OK I guess it is this: "Kilo queries Widget JOIN WidgetStatus while
Liberty queries just Widget" - e.g. the two versions of the query are
just in two different releases of the application. You need to run
exclusively the old sqlalchemy/api.py version of the code before
"contract" is run, that is, the new API / nova.objects runs against
the old model code.
OK! let me chew on that.
hmm, still not grokking this.
"Kilo" application has:
query(Widget).join(WidgetStatus) # for queries, and:
session.add(Widget)
session.add(WidgetStatus) # for persistence.
It has no knowledge that Widget and WidgetStatus are merged. Or does
it? (in which case, yuk?)
"Liberty" application has:
query(Widget) # for queries, and:
session.add(Widget) # for persistence.
It has no knowledge that WidgetStatus exists. Or does it? (in which
case, yuk?)
It seems like the two possibilities are that either a database API
somewhere needs to know of both "endpoint" states of the schema, or the
oslo.objects API needs to ensure that it communicates data across two
different versions of the SQL API at the same time in order to do data
migrations. Either way I don't know how that works.
My concern that given a series of migrations A, B, C, D, and E, the
states of B, C and D *do* disappear as new states are added, is true.

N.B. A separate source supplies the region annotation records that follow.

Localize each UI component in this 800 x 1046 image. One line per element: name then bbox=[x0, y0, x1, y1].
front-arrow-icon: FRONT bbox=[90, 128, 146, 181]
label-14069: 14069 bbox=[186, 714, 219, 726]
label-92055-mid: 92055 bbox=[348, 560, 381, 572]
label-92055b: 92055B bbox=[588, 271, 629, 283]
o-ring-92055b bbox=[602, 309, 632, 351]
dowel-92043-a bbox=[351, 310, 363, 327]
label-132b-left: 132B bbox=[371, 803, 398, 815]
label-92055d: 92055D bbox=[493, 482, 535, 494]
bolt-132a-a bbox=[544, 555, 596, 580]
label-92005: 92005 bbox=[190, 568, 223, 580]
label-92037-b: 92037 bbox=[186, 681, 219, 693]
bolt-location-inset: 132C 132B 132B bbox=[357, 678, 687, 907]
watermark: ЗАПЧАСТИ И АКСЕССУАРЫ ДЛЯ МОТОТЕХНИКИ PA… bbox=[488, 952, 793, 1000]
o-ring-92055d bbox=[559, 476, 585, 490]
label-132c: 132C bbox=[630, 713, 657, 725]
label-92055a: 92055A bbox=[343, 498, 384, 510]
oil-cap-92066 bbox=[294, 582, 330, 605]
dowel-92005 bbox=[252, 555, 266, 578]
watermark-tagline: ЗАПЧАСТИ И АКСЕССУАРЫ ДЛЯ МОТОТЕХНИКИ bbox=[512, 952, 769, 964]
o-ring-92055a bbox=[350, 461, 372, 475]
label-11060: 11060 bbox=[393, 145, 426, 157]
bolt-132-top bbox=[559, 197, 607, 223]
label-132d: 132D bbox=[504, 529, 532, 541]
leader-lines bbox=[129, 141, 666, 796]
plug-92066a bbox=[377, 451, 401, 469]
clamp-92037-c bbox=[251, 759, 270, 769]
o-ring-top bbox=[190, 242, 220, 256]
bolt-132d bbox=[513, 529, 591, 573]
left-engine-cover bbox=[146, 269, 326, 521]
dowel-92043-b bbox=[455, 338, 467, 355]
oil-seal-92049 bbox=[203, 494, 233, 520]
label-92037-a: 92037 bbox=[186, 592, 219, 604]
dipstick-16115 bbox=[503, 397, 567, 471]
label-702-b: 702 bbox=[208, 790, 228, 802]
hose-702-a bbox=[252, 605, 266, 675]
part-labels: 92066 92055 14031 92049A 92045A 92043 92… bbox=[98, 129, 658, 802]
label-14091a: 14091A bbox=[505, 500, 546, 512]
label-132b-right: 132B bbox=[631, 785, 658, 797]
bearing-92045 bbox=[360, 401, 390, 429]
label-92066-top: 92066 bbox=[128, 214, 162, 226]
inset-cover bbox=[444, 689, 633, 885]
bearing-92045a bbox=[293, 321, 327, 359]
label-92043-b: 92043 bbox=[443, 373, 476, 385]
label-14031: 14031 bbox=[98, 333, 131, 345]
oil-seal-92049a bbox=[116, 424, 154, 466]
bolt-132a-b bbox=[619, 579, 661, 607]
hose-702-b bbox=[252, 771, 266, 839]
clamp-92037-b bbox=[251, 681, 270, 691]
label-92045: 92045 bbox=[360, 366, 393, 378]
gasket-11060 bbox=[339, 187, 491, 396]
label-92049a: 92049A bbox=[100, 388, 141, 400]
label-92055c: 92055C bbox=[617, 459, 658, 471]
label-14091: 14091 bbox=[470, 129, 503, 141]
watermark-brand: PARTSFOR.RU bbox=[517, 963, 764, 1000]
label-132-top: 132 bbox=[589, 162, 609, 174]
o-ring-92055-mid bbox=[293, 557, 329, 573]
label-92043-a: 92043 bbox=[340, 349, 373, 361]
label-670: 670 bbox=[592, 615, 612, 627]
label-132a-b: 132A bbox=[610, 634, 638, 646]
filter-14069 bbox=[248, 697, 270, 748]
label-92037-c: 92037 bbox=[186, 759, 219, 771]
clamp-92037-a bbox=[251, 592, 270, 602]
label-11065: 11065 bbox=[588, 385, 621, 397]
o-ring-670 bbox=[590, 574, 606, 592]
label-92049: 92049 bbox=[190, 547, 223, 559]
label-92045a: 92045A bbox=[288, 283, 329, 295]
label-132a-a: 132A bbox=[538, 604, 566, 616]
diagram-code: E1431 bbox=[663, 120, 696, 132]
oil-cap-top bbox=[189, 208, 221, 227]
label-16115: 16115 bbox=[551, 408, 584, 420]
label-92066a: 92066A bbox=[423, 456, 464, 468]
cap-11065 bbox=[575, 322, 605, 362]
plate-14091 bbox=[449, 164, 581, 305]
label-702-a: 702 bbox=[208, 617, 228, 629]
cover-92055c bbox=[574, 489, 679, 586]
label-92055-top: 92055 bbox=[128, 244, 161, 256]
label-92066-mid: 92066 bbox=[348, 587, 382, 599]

It's just that the data migrations here are not simplistic scripts but
are instead embedded into the oslo.objects and possibly the model
objects as well, and these must be maintained as new states are added to
accommodate the new reality of the schema from a POV of only the
previous major release to the next major release.
I understand that this is all towards the notion that an operator can
have dozens of apps hitting the same database and all those apps are in
a mixture of "Kilo" / "Liberty" and all work the same. That is a hard
problem to solve. I only regret that I haven't had the opportunity to
put any thinking of my own into this problem; while it was part of my
original mandate starting work at Red Hat, the versioned objects
approach was already moving 100 miles an hour from my first day on the
job and this is not a train I've been able to catch. I'm really hoping
to be involved with it, as it is my job, though each time I attempt to
go there it feels a bit impenetrable.
A side-channel convo with Jay confirms that he had all these same
questions / confusion as well - somewhere, his confusion was cleared up,
though I don't know where that is. Might this be a really good reason
for this architecture to somewhere be documented really, really
completely and thoroughly, with detailed workflow examples and such? If
that's been done, can someone link me please?